Suspension cells float in the medium where growth is limited only by cell concentration and the feeding strategy. Subculture is easier and cell monitoring is possible through daily sampling or using a cell monitoring probe, available for most bioreactor setups. Even if no dissociation step is needed, some cell lines could present a tendency to aggregate requiring the use of cell strainers or the addition of anti-clumping reagents which are often incompatible with the transfection reagent. Most adherent cell lines can be adapted to grow in suspension, but adaptation can be an expensive and time-consuming process. The market provides some ready-to-use adapted suspension cells that often come with royalties and/or license fees.

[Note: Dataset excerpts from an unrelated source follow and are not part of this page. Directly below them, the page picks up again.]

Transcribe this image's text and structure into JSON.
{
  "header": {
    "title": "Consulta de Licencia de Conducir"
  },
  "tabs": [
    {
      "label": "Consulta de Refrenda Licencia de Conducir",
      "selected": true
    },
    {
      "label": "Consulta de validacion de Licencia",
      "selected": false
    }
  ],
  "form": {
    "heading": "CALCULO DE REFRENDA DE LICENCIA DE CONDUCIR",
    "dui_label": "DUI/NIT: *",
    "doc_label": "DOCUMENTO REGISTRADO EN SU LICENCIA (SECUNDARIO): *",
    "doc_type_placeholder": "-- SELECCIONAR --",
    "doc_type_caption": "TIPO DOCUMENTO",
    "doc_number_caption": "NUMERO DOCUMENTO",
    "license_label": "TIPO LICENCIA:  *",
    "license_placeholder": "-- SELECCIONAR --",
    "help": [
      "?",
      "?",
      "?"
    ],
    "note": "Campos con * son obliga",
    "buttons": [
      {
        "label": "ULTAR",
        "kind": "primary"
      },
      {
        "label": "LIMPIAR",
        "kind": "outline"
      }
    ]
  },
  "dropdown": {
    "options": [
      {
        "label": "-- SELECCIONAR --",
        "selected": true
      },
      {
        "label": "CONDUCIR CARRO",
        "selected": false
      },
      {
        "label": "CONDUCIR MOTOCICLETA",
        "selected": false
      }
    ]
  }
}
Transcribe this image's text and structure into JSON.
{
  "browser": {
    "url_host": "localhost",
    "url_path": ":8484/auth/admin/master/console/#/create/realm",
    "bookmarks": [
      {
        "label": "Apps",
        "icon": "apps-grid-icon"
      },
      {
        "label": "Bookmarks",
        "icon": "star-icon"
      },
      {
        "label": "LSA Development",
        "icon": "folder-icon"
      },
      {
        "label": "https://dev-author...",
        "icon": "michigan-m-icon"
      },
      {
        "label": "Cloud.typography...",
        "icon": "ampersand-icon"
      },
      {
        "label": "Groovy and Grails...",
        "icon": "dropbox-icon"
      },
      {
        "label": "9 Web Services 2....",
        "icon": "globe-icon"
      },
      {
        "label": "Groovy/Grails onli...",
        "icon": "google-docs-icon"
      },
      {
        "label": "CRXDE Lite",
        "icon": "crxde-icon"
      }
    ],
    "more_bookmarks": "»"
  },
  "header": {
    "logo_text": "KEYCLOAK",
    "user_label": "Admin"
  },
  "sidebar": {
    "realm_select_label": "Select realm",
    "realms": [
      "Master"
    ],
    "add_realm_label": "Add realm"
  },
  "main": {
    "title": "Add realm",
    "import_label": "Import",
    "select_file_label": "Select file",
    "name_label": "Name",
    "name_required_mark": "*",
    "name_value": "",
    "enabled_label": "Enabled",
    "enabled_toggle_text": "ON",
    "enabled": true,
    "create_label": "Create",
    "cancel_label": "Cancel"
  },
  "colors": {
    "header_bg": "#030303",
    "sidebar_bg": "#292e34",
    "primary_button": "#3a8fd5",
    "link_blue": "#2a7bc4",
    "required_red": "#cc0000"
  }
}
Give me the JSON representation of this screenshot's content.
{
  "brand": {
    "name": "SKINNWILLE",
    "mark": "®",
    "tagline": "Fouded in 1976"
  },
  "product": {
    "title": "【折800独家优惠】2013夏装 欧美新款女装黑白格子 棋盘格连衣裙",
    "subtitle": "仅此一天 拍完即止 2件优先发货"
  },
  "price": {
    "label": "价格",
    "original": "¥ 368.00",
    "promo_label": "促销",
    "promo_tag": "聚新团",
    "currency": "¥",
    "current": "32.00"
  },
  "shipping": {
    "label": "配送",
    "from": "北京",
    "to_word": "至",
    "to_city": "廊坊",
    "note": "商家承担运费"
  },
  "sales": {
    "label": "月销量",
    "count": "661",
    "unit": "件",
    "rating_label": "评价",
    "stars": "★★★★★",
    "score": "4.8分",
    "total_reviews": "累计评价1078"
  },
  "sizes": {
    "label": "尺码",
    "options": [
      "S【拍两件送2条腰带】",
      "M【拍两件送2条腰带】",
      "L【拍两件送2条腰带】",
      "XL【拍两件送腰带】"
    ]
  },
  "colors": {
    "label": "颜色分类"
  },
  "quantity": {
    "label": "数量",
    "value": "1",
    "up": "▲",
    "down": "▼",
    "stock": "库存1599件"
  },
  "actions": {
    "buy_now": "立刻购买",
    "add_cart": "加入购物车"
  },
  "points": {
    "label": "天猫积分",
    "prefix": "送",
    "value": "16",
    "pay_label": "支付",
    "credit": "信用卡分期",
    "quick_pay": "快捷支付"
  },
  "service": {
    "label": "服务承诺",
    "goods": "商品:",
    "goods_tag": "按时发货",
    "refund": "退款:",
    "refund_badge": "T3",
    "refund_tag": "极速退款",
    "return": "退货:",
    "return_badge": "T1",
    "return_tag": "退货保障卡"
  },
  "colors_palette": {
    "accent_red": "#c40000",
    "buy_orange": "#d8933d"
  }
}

2. Scalable and high-capacity cell and gene therapy manufacturing

Gene and cell therapy manufacturing presents several challenges regarding capacity, footprint, and costs. As a result, there is a need for flexible technologies that can accommodate different processes and scales. Currently, the technology landscape for cell and gene therapy production can be classified into adherent (e.g., flatware and packed bed reactors [PBRs]) and suspension technologies (e.g., stirred tank reactors [STRs]) as described above. The scale-X™ bioreactor systems offer scalable bioprocessing solutions for high demand applications. The technology comprises a fabric matrix that offers a large surface area packed into a small bioreactor volume, which embodies the concept of process intensification and significantly reduces the process volume, footprint, and the shear stress on the cells, all while drastically increasing the capacity. It features a unique structured fixed bed, enabling homogeneous cell distribution and media flow. This novel design promotes high cell densities without aggregation while maintaining a low shear stress, resulting in higher specific cell productivity (2- to 4-fold) and product quality (functional/physical titers) for both adherent and suspension cell lines. The cell immobilization inside the scale-X bioreactor fixed-bed also allows for easy implementation of perfusion processes, in-line product concentration and reduction of impurities for a low-volume, concentrated bulk product harvest. The scalable portfolio offer solutions from research (2.4 m² of growth surface) to R&D (10 and 30 m² of growth surface) and manufacturing-scale (200 and 600 m² of growth surface), enabling to reach high-capacity production of cell and gene therapies for suspension and adherent cell lines.

3. Conclusion

Gene and cell therapies based on viral vectors are promising life changing treatments, but their success requires a change in paradigm from the traditional biopharma industry approach, starting with cell culture strategy and scalability. Modern scalable bioreactors can fast track the design of new, closed, secure, and automated platforms for the development and production of gene and cell therapy both in adherent and suspension cell culture. Adherent-based bioreactors can host most of the cell lines on the market, with easy perfusion and harvesting, but scalability is surfacedependent. Suspension bioreactors allow high yield and better scalability, but they present more challenges when implementing perfusion and not all commercially available cell types can be adapted to suspension conditions. New structured fixed-bed of scale-X bioreactor portfolio offer manufacturing solutions to limitations in capacity, reliability and scalability with an easy implementation of perfusion process for both adherent and suspension cell lines and can address the limitations of traditional methods used in cell and gene therapy manufacturing.